Les peintures dépolluantes à l’épreuve du réel

Mots clés : Établissements de soins - Peinture

En laboratoire, ces produits détruisent jusqu’à 85 % des polluants. Mais le protocole présente des limites.

Dans le monde secret de la chimie, l’innovation technologique est de mise ! Portées par un cadre réglementaire renforcé, les peintures dites « dépolluantes » ont fait une apparition remarquée sur le marché de la construction, notamment dans les établissements recevant du public (ERP). C’est le cas des bâtiments médicaux qui seront soumis dans les prochaines années à une surveillance accrue de la qualité de l’air intérieur, une obligation qui concerne déjà les crèches et les écoles maternelles.
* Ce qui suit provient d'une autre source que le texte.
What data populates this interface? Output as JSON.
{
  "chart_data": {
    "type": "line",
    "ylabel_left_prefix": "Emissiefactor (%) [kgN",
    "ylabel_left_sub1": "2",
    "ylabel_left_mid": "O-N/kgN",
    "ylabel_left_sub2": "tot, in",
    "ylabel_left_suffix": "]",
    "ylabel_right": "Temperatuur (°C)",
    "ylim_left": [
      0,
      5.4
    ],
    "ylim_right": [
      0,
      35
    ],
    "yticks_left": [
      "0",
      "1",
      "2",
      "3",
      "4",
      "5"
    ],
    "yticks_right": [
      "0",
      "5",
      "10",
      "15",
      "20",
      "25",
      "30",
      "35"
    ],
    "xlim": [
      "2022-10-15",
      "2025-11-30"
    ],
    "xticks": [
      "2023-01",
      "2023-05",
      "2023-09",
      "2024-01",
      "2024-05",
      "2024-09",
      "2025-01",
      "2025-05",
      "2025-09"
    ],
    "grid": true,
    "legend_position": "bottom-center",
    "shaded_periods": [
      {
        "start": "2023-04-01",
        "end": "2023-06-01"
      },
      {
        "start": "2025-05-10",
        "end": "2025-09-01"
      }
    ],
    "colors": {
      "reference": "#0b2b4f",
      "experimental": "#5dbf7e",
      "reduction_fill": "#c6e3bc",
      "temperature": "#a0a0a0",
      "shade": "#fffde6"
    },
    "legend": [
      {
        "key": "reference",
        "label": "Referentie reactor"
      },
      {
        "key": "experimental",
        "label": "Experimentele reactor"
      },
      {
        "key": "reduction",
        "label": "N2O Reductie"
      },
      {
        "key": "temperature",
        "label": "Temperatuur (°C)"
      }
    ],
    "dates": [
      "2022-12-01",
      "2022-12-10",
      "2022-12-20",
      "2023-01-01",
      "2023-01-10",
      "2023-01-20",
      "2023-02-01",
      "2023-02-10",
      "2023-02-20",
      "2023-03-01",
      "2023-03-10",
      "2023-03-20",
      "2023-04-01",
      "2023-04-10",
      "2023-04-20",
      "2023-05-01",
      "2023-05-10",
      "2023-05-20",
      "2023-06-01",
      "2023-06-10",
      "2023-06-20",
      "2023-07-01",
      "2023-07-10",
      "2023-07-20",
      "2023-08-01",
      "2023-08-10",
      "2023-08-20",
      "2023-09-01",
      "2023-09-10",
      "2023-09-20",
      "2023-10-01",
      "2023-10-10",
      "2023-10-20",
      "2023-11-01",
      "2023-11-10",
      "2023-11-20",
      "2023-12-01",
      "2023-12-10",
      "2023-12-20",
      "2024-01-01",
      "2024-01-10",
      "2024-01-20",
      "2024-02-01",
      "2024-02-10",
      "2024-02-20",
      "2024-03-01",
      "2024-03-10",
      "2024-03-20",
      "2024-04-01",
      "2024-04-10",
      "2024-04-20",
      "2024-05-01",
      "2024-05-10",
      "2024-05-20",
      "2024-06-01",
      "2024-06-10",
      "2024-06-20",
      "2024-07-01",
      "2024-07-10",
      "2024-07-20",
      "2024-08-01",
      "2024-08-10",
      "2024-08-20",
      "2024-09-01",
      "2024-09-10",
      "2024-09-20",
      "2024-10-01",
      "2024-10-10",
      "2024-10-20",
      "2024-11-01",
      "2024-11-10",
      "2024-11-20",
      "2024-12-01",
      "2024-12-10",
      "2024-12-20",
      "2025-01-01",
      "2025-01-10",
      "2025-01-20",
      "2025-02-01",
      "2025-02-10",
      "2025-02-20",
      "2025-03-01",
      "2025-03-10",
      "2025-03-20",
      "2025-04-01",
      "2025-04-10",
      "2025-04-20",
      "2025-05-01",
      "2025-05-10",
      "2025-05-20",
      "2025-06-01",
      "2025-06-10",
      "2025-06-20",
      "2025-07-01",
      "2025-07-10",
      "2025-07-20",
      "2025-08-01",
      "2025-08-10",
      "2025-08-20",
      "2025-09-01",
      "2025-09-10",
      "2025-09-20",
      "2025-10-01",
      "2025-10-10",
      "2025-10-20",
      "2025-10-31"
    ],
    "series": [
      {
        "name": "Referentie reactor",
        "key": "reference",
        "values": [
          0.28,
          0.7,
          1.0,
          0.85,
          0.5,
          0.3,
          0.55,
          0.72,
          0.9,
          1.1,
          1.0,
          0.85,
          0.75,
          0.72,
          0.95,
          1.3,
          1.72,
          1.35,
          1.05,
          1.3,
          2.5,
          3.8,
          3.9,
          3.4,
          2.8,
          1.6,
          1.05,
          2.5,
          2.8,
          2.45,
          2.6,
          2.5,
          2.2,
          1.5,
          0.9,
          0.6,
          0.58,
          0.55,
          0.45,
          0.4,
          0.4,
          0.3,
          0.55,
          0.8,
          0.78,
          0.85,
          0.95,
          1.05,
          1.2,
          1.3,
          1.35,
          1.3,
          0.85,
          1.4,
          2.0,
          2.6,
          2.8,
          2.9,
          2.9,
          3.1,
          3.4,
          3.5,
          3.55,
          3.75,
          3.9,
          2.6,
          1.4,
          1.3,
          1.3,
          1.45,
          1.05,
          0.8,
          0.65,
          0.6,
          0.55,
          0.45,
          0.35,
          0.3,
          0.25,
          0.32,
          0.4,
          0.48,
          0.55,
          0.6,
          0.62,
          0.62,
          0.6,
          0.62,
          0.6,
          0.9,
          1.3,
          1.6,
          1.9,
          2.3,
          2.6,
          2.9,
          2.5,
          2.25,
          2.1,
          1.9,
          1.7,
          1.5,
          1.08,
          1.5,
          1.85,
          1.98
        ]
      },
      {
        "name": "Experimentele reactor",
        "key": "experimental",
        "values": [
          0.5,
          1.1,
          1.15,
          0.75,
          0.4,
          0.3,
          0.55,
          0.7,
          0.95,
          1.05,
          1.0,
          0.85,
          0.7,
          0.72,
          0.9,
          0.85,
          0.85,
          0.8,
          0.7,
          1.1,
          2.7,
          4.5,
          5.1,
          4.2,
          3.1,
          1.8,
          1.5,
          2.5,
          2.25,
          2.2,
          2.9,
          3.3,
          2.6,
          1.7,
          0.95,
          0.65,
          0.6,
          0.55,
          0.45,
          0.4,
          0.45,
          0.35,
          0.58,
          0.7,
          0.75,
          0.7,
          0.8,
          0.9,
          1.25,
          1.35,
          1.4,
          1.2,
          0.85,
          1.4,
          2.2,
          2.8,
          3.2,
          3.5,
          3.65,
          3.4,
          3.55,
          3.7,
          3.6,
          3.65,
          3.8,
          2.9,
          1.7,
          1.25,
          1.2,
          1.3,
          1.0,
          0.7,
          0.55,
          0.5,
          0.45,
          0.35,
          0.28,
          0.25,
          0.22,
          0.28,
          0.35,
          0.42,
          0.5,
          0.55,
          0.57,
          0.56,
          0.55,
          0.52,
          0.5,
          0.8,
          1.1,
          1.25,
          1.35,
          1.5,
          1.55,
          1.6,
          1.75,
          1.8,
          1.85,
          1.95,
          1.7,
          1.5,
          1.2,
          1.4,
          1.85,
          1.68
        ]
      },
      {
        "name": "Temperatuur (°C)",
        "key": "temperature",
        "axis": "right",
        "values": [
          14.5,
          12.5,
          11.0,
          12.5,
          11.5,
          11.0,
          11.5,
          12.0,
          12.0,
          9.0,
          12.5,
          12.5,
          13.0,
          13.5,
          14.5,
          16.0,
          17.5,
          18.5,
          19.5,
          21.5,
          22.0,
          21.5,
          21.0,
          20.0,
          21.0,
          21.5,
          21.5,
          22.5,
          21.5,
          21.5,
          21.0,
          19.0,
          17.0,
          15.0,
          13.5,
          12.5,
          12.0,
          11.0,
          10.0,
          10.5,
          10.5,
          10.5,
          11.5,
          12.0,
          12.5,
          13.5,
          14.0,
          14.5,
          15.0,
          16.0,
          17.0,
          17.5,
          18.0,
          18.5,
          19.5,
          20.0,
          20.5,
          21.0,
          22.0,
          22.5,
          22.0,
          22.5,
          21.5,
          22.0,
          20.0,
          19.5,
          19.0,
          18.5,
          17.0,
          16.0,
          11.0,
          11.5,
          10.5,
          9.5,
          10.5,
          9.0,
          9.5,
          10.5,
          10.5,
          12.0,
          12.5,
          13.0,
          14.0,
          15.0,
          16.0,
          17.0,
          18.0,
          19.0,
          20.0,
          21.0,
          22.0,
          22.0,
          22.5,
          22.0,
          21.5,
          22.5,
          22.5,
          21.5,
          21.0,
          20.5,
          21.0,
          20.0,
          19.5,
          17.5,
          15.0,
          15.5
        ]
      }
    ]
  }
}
Grâce à ces produits, les géants de la peinture promettent de capter et de neutraliser en quelques heures les substances nocives présentes dans les environnements intérieurs.

Pionnier en la matière, l’entreprise Onip garantit depuis 2013 l’élimination du formaldéhyde présent dans une pièce pour une durée de sept à vingt ans selon les finitions utilisées. Tollens (groupe Cromology), via sa technologie Captéo, assure détruire 80 % des polluants en cas d’application sur tous les murs et au plafond. Pour Beissier, l’une des marques du groupe STO spécialisée dans les enduits, le taux atteint même 85 %.

Des paramètres précis sont pris en compte lors des essais en laboratoire :...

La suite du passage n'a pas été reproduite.